Most importantly, I would like the core logic to be customisable. Not sure how could that look like, but I would like to be able to pick what operators do what and also short-circuiting behaviour.

For decisions on customisation, it would be good to find more applications for this.
Personally, I like to have at least 3 so to cover the space properly.
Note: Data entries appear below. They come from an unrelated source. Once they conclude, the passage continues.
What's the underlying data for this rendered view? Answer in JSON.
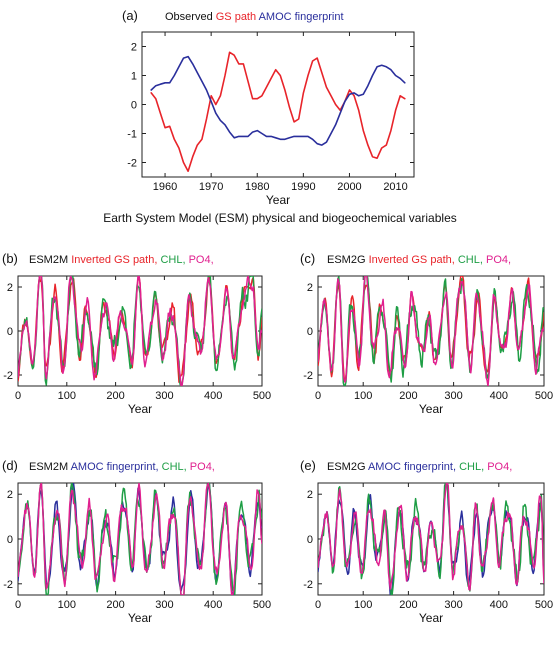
{
  "figure_caption": "Earth System Model (ESM) physical and biogeochemical variables",
  "colors": {
    "red": "#e8242a",
    "blue": "#2a2f9c",
    "green": "#1e9e45",
    "magenta": "#e0208f",
    "black": "#1a1a1a"
  },
  "chart_data": [
    {
      "panel": "(a)",
      "type": "line",
      "legend": [
        {
          "prefix": "Observed",
          "name": "GS path",
          "color": "red"
        },
        {
          "prefix": "",
          "name": "AMOC fingerprint",
          "color": "blue"
        }
      ],
      "xlabel": "Year",
      "xlim": [
        1955,
        2014
      ],
      "ylim": [
        -2.5,
        2.5
      ],
      "xticks": [
        1960,
        1970,
        1980,
        1990,
        2000,
        2010
      ],
      "yticks": [
        -2,
        -1,
        0,
        1,
        2
      ],
      "series": [
        {
          "name": "GS path",
          "color": "red",
          "x": [
            1957,
            1958,
            1959,
            1960,
            1961,
            1962,
            1963,
            1964,
            1965,
            1966,
            1967,
            1968,
            1969,
            1970,
            1971,
            1972,
            1973,
            1974,
            1975,
            1976,
            1977,
            1978,
            1979,
            1980,
            1981,
            1982,
            1983,
            1984,
            1985,
            1986,
            1987,
            1988,
            1989,
            1990,
            1991,
            1992,
            1993,
            1994,
            1995,
            1996,
            1997,
            1998,
            1999,
            2000,
            2001,
            2002,
            2003,
            2004,
            2005,
            2006,
            2007,
            2008,
            2009,
            2010,
            2011,
            2012
          ],
          "y": [
            0.4,
            0.2,
            -0.3,
            -0.8,
            -0.75,
            -1.2,
            -1.5,
            -2.0,
            -2.3,
            -1.8,
            -1.4,
            -1.2,
            -0.5,
            0.3,
            0.0,
            0.3,
            1.0,
            1.8,
            1.7,
            1.4,
            1.4,
            0.8,
            0.2,
            0.2,
            0.3,
            0.6,
            0.9,
            1.2,
            1.0,
            0.5,
            -0.1,
            -0.6,
            -0.5,
            0.4,
            1.0,
            1.5,
            1.6,
            1.1,
            0.6,
            0.3,
            0.0,
            -0.2,
            0.1,
            0.5,
            0.3,
            -0.2,
            -0.9,
            -1.4,
            -1.8,
            -1.85,
            -1.5,
            -1.4,
            -0.9,
            -0.2,
            0.3,
            0.2
          ]
        },
        {
          "name": "AMOC fingerprint",
          "color": "blue",
          "x": [
            1957,
            1958,
            1959,
            1960,
            1961,
            1962,
            1963,
            1964,
            1965,
            1966,
            1967,
            1968,
            1969,
            1970,
            1971,
            1972,
            1973,
            1974,
            1975,
            1976,
            1977,
            1978,
            1979,
            1980,
            1981,
            1982,
            1983,
            1984,
            1985,
            1986,
            1987,
            1988,
            1989,
            1990,
            1991,
            1992,
            1993,
            1994,
            1995,
            1996,
            1997,
            1998,
            1999,
            2000,
            2001,
            2002,
            2003,
            2004,
            2005,
            2006,
            2007,
            2008,
            2009,
            2010,
            2011,
            2012
          ],
          "y": [
            0.5,
            0.65,
            0.7,
            0.75,
            0.75,
            1.0,
            1.3,
            1.6,
            1.65,
            1.4,
            1.1,
            0.8,
            0.5,
            0.1,
            -0.3,
            -0.55,
            -0.7,
            -0.95,
            -1.15,
            -1.1,
            -1.1,
            -1.1,
            -0.95,
            -0.9,
            -1.0,
            -1.1,
            -1.1,
            -1.15,
            -1.2,
            -1.2,
            -1.15,
            -1.1,
            -1.1,
            -1.1,
            -1.1,
            -1.2,
            -1.35,
            -1.4,
            -1.3,
            -1.0,
            -0.7,
            -0.3,
            0.1,
            0.35,
            0.4,
            0.3,
            0.35,
            0.65,
            1.0,
            1.3,
            1.35,
            1.3,
            1.2,
            1.0,
            0.9,
            0.75
          ]
        }
      ]
    },
    {
      "panel": "(b)",
      "model": "ESM2M",
      "type": "line",
      "legend": [
        {
          "name": "Inverted GS path,",
          "color": "red"
        },
        {
          "name": "CHL,",
          "color": "green"
        },
        {
          "name": "PO4,",
          "color": "magenta"
        }
      ],
      "xlabel": "Year",
      "xlim": [
        0,
        500
      ],
      "ylim": [
        -2.5,
        2.5
      ],
      "xticks": [
        0,
        100,
        200,
        300,
        400,
        500
      ],
      "yticks": [
        -2,
        0,
        2
      ],
      "series_note": "three highly correlated ~500-year model time series with peaks near ±2.5",
      "anchors": [
        [
          0,
          -2.2
        ],
        [
          14,
          0.8
        ],
        [
          28,
          -1.5
        ],
        [
          48,
          2.5
        ],
        [
          58,
          -2.0
        ],
        [
          75,
          1.8
        ],
        [
          92,
          -1.6
        ],
        [
          110,
          2.4
        ],
        [
          128,
          -1.0
        ],
        [
          140,
          1.2
        ],
        [
          158,
          -1.8
        ],
        [
          178,
          1.3
        ],
        [
          196,
          -0.9
        ],
        [
          214,
          0.9
        ],
        [
          232,
          -1.4
        ],
        [
          248,
          2.3
        ],
        [
          262,
          -1.5
        ],
        [
          280,
          1.4
        ],
        [
          298,
          -0.9
        ],
        [
          316,
          1.0
        ],
        [
          334,
          -2.3
        ],
        [
          352,
          1.4
        ],
        [
          372,
          -1.0
        ],
        [
          392,
          2.2
        ],
        [
          408,
          -1.6
        ],
        [
          426,
          1.8
        ],
        [
          444,
          -1.2
        ],
        [
          462,
          1.6
        ],
        [
          480,
          2.4
        ],
        [
          492,
          -1.0
        ],
        [
          500,
          0.4
        ]
      ]
    },
    {
      "panel": "(c)",
      "model": "ESM2G",
      "type": "line",
      "legend": [
        {
          "name": "Inverted GS path,",
          "color": "red"
        },
        {
          "name": "CHL,",
          "color": "green"
        },
        {
          "name": "PO4,",
          "color": "magenta"
        }
      ],
      "xlabel": "Year",
      "xlim": [
        0,
        500
      ],
      "ylim": [
        -2.5,
        2.5
      ],
      "xticks": [
        0,
        100,
        200,
        300,
        400,
        500
      ],
      "yticks": [
        -2,
        0,
        2
      ],
      "anchors": [
        [
          0,
          -1.5
        ],
        [
          14,
          1.8
        ],
        [
          28,
          -1.8
        ],
        [
          46,
          2.0
        ],
        [
          60,
          -2.5
        ],
        [
          74,
          1.4
        ],
        [
          90,
          -1.4
        ],
        [
          106,
          2.5
        ],
        [
          124,
          -1.0
        ],
        [
          140,
          1.2
        ],
        [
          160,
          -1.9
        ],
        [
          176,
          0.6
        ],
        [
          190,
          -1.6
        ],
        [
          208,
          1.4
        ],
        [
          228,
          -1.0
        ],
        [
          246,
          0.4
        ],
        [
          262,
          -1.5
        ],
        [
          280,
          1.8
        ],
        [
          296,
          -1.2
        ],
        [
          318,
          2.5
        ],
        [
          336,
          -1.4
        ],
        [
          354,
          1.6
        ],
        [
          374,
          -2.2
        ],
        [
          390,
          1.3
        ],
        [
          410,
          -1.0
        ],
        [
          428,
          1.5
        ],
        [
          446,
          -0.8
        ],
        [
          464,
          2.0
        ],
        [
          484,
          -1.6
        ],
        [
          500,
          0.6
        ]
      ]
    },
    {
      "panel": "(d)",
      "model": "ESM2M",
      "type": "line",
      "legend": [
        {
          "name": "AMOC fingerprint,",
          "color": "blue"
        },
        {
          "name": "CHL,",
          "color": "green"
        },
        {
          "name": "PO4,",
          "color": "magenta"
        }
      ],
      "xlabel": "Year",
      "xlim": [
        0,
        500
      ],
      "ylim": [
        -2.5,
        2.5
      ],
      "xticks": [
        0,
        100,
        200,
        300,
        400,
        500
      ],
      "yticks": [
        -2,
        0,
        2
      ],
      "anchors": [
        [
          0,
          -1.8
        ],
        [
          16,
          1.6
        ],
        [
          34,
          -1.2
        ],
        [
          48,
          2.3
        ],
        [
          60,
          -2.4
        ],
        [
          78,
          1.4
        ],
        [
          96,
          -1.6
        ],
        [
          112,
          2.2
        ],
        [
          130,
          -1.2
        ],
        [
          146,
          1.3
        ],
        [
          162,
          -1.8
        ],
        [
          180,
          1.0
        ],
        [
          198,
          -1.4
        ],
        [
          216,
          1.8
        ],
        [
          234,
          -1.0
        ],
        [
          248,
          2.0
        ],
        [
          264,
          -1.6
        ],
        [
          282,
          1.8
        ],
        [
          300,
          -1.0
        ],
        [
          318,
          1.4
        ],
        [
          336,
          -2.5
        ],
        [
          354,
          1.8
        ],
        [
          372,
          -1.4
        ],
        [
          390,
          2.2
        ],
        [
          408,
          -1.8
        ],
        [
          424,
          1.6
        ],
        [
          440,
          -2.3
        ],
        [
          458,
          1.4
        ],
        [
          476,
          -1.2
        ],
        [
          494,
          2.0
        ],
        [
          500,
          0.2
        ]
      ]
    },
    {
      "panel": "(e)",
      "model": "ESM2G",
      "type": "line",
      "legend": [
        {
          "name": "AMOC fingerprint,",
          "color": "blue"
        },
        {
          "name": "CHL,",
          "color": "green"
        },
        {
          "name": "PO4,",
          "color": "magenta"
        }
      ],
      "xlabel": "Year",
      "xlim": [
        0,
        500
      ],
      "ylim": [
        -2.5,
        2.5
      ],
      "xticks": [
        0,
        100,
        200,
        300,
        400,
        500
      ],
      "yticks": [
        -2,
        0,
        2
      ],
      "anchors": [
        [
          0,
          -1.4
        ],
        [
          16,
          1.2
        ],
        [
          32,
          -1.0
        ],
        [
          50,
          2.0
        ],
        [
          64,
          -1.5
        ],
        [
          80,
          1.0
        ],
        [
          98,
          -1.4
        ],
        [
          114,
          1.6
        ],
        [
          132,
          -1.0
        ],
        [
          148,
          1.0
        ],
        [
          162,
          -2.3
        ],
        [
          180,
          1.4
        ],
        [
          198,
          -1.6
        ],
        [
          216,
          1.2
        ],
        [
          236,
          -1.2
        ],
        [
          252,
          0.8
        ],
        [
          268,
          -1.4
        ],
        [
          284,
          2.4
        ],
        [
          300,
          -1.4
        ],
        [
          318,
          0.8
        ],
        [
          334,
          -2.0
        ],
        [
          350,
          1.2
        ],
        [
          366,
          -1.4
        ],
        [
          384,
          1.6
        ],
        [
          402,
          -0.8
        ],
        [
          420,
          1.4
        ],
        [
          440,
          -1.6
        ],
        [
          458,
          1.2
        ],
        [
          476,
          -1.2
        ],
        [
          494,
          1.8
        ],
        [
          500,
          -1.6
        ]
      ]
    }
  ]
}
Basically every operators except the short-circuiting ones (and and or) can be overriden by changing the enter_fun with class instanciation with conveniently implemented magic methods (This would restrict the usage into the python layer thus not providing performance gains).
But you have to be careful with the precedence order. Regarding this, the bitwise operators are quite well-placed (but the comparison operators acts later, thus they cannot be used properly within the context). Also there might be complex implications regarding the selection of the roots if you go this way.
I fear this “root-logic” is too counter-intuitive to make it acceptable in a fully customizable way.

Can you say more ?

1 Like

This is only my opinion and preferred approach, but what I meant to say is that I would ideally find at least 2 more practical applications that such DSL would be able to handle. 2 reasons:

  1. Implementation cost doesn’t seem justified given the only application that was discussed
  2. Having more applications that act as pillars for decision making would contribute to better thought out design which is more forward looking, meaning it has a higher chance to fit another problem that is not yet known without breaking API.